French company Total has awarded the $1.9 billion deal for the construction of its Lake Albert oil production Tilenga project in Uganda to a consortium led by British and Chinese firms, the company announced on Monday.
Total, the lead investor in Uganda’s oil projects, said it signed contracts for the main surface facilities Engineering, Procurement, Supply, Construction and Commissioning (EPSCC) contracts as well as five drilling packages for the Tilenga project located in Nwoya and Buliisa Districts.
The companies that won the lucrative deal include CB&I UK Limited, a McDermott subsidiary company, and Chinese firm Sinopec International Petroleum Corporation the EPSCC of the central processing facility, flowlines and other associated surface facilities.
The deal also includes contracts with Schlumberger Oilfield Eastern Limited for three well engineering packages that include upper completions, artificial lift and associated services, directional drilling, well logging, measurement while drilling, buttonhole assembly, data transmission and real time operation centre services, as well as wellheads, Christmas trees and associated services.
Other firms in the deal are Vallourec Oil and Gas France which was awarded the contract for one well procurement package, which also includes casing, tubing and associated services, and ZPEB Uganda Co. Limited for one oil rig package that comprises onshore drilling rigs, tubular running and fishing services.
“Following a comprehensive, competitive and thorough tender evaluation and contracting process that began with the phased submission of Front-End Engineering and Design proposals to ensure project optimisation, we are pleased to sign these conditional letters of award for the Tilenga project to these five highly qualified industry players.
“The launch of these contracts underscores our commitment to developing the Tilenga project while maximising value and viability of the project, and observing the most stringent Health, Safety, Social, Environment and Quality standards to which the contractor must adhere,” said Pierre Jessua, General Manager, Total E&P Uganda.
The companies above have also made significant commitments to promoting national content through employing Ugandans, use of local goods and services and technology transfer.
This is the first major deal out of several Tilenga packages that will in total cost an estimated $4 billion to $5 billion when the tendering process for all the projects is completed and contracts awarded, an industry source told The EastAfrican.

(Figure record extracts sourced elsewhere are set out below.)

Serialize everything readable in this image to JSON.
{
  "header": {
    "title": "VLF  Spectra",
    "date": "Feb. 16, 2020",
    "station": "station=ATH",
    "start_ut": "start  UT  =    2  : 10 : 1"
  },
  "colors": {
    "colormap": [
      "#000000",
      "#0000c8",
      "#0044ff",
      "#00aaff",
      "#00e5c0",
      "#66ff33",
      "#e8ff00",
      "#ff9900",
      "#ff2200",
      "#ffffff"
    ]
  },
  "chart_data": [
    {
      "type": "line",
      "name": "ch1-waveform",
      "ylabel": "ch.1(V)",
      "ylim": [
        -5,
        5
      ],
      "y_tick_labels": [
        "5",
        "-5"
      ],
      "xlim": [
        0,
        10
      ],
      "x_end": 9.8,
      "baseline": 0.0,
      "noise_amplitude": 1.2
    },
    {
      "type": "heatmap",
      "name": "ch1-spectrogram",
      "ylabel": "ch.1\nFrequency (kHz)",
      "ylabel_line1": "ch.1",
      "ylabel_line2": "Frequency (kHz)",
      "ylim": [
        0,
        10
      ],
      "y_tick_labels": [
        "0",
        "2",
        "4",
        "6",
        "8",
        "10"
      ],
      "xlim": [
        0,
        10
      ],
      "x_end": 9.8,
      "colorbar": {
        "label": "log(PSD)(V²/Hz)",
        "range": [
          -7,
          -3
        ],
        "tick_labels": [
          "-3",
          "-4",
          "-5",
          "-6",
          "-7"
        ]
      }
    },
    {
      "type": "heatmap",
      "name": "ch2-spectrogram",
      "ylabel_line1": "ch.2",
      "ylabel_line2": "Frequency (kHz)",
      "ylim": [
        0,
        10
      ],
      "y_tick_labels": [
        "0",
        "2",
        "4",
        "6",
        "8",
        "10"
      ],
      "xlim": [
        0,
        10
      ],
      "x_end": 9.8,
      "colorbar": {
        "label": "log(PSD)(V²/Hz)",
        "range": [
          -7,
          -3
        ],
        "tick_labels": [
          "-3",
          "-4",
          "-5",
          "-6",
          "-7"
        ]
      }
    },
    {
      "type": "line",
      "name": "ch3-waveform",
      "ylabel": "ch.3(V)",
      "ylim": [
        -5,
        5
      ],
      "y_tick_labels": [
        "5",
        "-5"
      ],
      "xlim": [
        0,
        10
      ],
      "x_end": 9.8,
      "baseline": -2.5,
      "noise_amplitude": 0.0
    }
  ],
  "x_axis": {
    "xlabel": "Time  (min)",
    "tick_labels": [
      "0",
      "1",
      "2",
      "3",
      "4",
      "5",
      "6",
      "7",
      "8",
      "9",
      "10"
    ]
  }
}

“Thanks to this first step, the Tilenga project development phase has a target to achieve first oil in 43 months. All the companies will deploy their years of expertise and best-in-class technology to delivering the project while also ensuring sustainable value retention in the economy through promotion of national content,” Mr Jessua added.
Along with the CNOOC operated Kingfisher, Tilenga is one of two oil projects in the Lake Albert region for which the Petroleum Authority of Uganda awarded production licences.
The project has production capacity of 190,000 barrels of oil per day, includes six fields to be developed, 426 wells to be drilled from 31 well pads, one central processing facility located in Buliisa, outside the Murchison Falls National Park.
Its location in protected and the conservation area remains a concern for environmental activists, but Total says the project has been designed to maximise the Murchison Falls National Park, the footprint of the temporary and permanent facilities, which will occupy less than 0.05 percent of the park’s surface area.
Industry sources say the award of contracts for Tilenga signals optimism for the financing of the $3.5 billion East African Crude Oil Pipeline (Eacop) whose funding remains uncertain after targeted lenders pulled out over the project’s environmental risk and human rights violation.
The 1,443km Eacop, which starts from Hoima in western Uganda to the Indian Ocean port of Tanga in Tanzania, is key for the transportation and commercialisation of Uganda’s oil to get to the export markets.